Camarotes de iates viram quartos de hotel em Gênova

Projeto transforma barcos em uma espécie de pousada fixa e flutuante. Foto: Ambra Craighero Direito de imagem Projeto transforma barcos em uma espcie de pousada fixa e flutuante. Foto Ambra Craighero
Image caption Inciativa visa contornar dificuldades financeiras de armadores

Armadores da cidade italiana de Gênova estão oferecendo camarotes de seus barcos a hóspedes como forma de amenizar os altos custos de manutenção das embarcações.

O serviço de boat & breakfast (literalmente “barco e café da manhã”) transforma os barcos, que ficam atracados nos píeres, em uma espécie de pousada fixa e flutuante.

A medida busca reduzir os prejuízos dos donos dessas embarcações luxuosas, que se mostram preocupados com os altos custos para manter seus barcos.
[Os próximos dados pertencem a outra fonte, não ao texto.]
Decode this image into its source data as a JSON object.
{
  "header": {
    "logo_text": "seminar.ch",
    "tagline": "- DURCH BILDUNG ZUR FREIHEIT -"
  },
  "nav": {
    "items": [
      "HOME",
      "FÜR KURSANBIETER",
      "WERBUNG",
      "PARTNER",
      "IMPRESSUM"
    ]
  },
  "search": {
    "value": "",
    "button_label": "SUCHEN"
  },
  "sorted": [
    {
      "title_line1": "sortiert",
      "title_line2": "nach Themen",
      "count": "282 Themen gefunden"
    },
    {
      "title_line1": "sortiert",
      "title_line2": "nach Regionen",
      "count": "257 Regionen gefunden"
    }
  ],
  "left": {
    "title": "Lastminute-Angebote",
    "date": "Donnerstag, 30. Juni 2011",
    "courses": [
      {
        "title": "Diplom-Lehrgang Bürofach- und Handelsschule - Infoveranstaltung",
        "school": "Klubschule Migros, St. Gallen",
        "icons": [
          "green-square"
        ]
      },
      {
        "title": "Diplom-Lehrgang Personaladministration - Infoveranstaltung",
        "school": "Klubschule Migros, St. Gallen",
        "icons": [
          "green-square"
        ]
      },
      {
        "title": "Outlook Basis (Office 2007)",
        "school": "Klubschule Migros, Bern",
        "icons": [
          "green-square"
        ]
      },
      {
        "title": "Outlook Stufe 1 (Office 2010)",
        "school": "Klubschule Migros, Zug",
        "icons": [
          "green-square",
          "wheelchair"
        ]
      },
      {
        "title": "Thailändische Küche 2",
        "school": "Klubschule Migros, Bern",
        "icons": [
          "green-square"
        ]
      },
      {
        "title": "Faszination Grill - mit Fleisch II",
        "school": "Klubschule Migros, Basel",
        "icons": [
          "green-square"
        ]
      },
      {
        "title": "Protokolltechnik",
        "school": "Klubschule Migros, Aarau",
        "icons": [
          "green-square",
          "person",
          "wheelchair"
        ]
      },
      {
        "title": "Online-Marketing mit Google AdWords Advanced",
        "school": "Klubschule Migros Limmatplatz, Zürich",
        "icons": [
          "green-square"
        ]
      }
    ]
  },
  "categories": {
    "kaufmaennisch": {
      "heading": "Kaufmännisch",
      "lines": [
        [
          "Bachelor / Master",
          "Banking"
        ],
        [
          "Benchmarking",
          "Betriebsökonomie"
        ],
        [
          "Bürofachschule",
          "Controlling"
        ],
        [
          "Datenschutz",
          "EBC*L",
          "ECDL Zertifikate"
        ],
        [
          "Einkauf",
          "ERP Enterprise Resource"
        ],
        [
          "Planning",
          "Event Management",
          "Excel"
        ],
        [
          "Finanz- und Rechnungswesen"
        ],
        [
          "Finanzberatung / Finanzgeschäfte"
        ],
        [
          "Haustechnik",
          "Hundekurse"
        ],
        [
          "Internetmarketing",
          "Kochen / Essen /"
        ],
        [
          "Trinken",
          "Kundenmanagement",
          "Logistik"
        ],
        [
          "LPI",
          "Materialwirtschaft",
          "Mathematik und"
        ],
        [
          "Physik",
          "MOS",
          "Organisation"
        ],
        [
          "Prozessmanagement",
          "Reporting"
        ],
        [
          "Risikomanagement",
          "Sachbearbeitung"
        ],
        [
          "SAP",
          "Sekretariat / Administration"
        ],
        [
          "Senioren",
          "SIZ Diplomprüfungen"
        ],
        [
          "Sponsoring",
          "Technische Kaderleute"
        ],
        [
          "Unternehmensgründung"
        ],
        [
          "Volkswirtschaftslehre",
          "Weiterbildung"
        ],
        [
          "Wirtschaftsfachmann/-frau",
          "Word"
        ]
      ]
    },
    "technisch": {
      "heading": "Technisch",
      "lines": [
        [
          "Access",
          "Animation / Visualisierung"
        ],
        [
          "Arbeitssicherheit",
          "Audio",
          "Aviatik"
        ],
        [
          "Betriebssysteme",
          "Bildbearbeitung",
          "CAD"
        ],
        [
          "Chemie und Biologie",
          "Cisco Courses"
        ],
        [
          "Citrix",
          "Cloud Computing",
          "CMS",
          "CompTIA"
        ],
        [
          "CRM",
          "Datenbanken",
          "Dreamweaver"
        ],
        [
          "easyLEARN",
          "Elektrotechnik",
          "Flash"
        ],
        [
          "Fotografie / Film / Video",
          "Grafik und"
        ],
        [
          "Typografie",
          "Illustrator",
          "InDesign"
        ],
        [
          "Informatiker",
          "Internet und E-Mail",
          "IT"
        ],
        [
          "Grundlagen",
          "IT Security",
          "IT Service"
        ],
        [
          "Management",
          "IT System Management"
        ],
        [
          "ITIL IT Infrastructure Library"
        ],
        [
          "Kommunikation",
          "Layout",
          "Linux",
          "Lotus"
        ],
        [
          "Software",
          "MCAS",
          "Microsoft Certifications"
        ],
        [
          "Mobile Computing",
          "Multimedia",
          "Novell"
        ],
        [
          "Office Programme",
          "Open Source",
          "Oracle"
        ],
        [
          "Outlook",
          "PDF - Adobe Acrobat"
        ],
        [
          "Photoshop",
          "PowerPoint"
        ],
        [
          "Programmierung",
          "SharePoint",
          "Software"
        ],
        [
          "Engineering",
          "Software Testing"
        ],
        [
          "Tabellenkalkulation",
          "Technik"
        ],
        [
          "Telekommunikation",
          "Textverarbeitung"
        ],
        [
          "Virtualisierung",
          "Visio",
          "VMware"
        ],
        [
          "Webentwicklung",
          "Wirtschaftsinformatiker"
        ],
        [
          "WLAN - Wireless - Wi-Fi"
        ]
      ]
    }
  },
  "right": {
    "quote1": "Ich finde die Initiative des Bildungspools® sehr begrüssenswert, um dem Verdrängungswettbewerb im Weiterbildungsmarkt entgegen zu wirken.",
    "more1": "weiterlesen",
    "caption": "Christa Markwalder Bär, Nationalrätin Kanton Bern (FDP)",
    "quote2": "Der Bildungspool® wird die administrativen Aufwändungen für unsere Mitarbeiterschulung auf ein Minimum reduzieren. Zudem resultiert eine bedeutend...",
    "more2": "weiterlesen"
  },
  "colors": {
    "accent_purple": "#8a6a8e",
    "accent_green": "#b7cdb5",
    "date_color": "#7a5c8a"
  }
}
Em média, apenas a vaga na marina para um iate em Gênova custa 15 mil euros por ano, sem contar as despesas de pessoal.

O projeto foi batizado de “Armador Por Uma Noite” e ganhou a simpatia das autoridades náuticas, que adotaram oficialmente a ideia.

“Isto é para aqueles que amam os barcos, mas não os possuem. Os clientes que chegam são das áreas metropolitanas, principalmente de Milão, e gostam do mar, mas o frequentam pouco”, disse à BBC Brasil o proprietário da Marina Gênova Aeroporto e criador do serviço, Giuseppe Pappalardo.

Além de reduzir custos, a proposta pretende diversificar a oferta da rede hoteleira da cidade. “Era divertido ver os senhores do campo da náutica que se hospedaram aqui saindo de dentro dos iates, vestidos de terno e gravata, indo trabalhar em Gênova”, diz Pappalardo.

“Além do mais, sendo usado com maior frequência, o iate acaba sendo melhor tratado”.

Adesão ao projeto

Embora o serviço já exista em outros países, é comum na Itália alugar os barcos apenas para cruzeiros marítimos, e não para mantê-los “estacionados”. Dos 400 iates e barcos a vela ancorados na marina de Gênova, 30 já aderiram ao projeto, disponibilizando cerca de cem cabines.

“Estar em um hotel dentro d’água é fascinante. No começo, tive um pouco de ciúmes, mas os clientes tratam o barco com respeito, e depois tomam gosto e acabam voltando para um cruzeiro de verdade”, disse à BBC Brasil o armador Lucas Abis. Uma semana de navegação custa em torno de 25 mil euros (R$ 57 mil).

Direito de imagem Ambra Craighero
Image caption Serviço oferece regalias tradicioanlmente oferecias na marina

Quando chega, o turista é recebido na recepção do hotel da marina, uma estrutura montada à beira-mar, com quartos em terra firme. Dali, ele é encaminhado à embarcação, que pode ser um barco, um iate ou mesmo um barco a vela.

Os preços começam em 150 euros por pessoa. Já uma cabine dupla em um iate de 19 metros de comprimento, avaliado em 2 milhões de euros (R$ 4,5 milhões), custa 360 euros.

Os preços são mais caros do que os dos bed & breakfast na cidade, mas oferecem ao cliente a proximidade às regalias da marina. Em Gênova, os ancoradouros têm restaurantes, cafeterias, butiques, galerias de arte e concertos, frequentados não só por quem tem barcos, mas também pela população em geral.

A hospedagem nos barcos exigem algumas adaptações por parte dos clientes. Os tênis, as sandálias e os sapatos baixos ou de salto alto devem ser deixados em uma cesta na entrada. A bordo, caminha-se descalço sobre o chão de madeira.

“É melhor para evitar escorregões e também para não trazer para dentro do barco a sujeira da rua”, disse à BBC Brasil o comandante Claudio Briamonte.

A única área vetada aos hóspedes é a cadeira de comando do iate. “Esta área aqui é off limits (fora dos limites)”, diz Briamonte.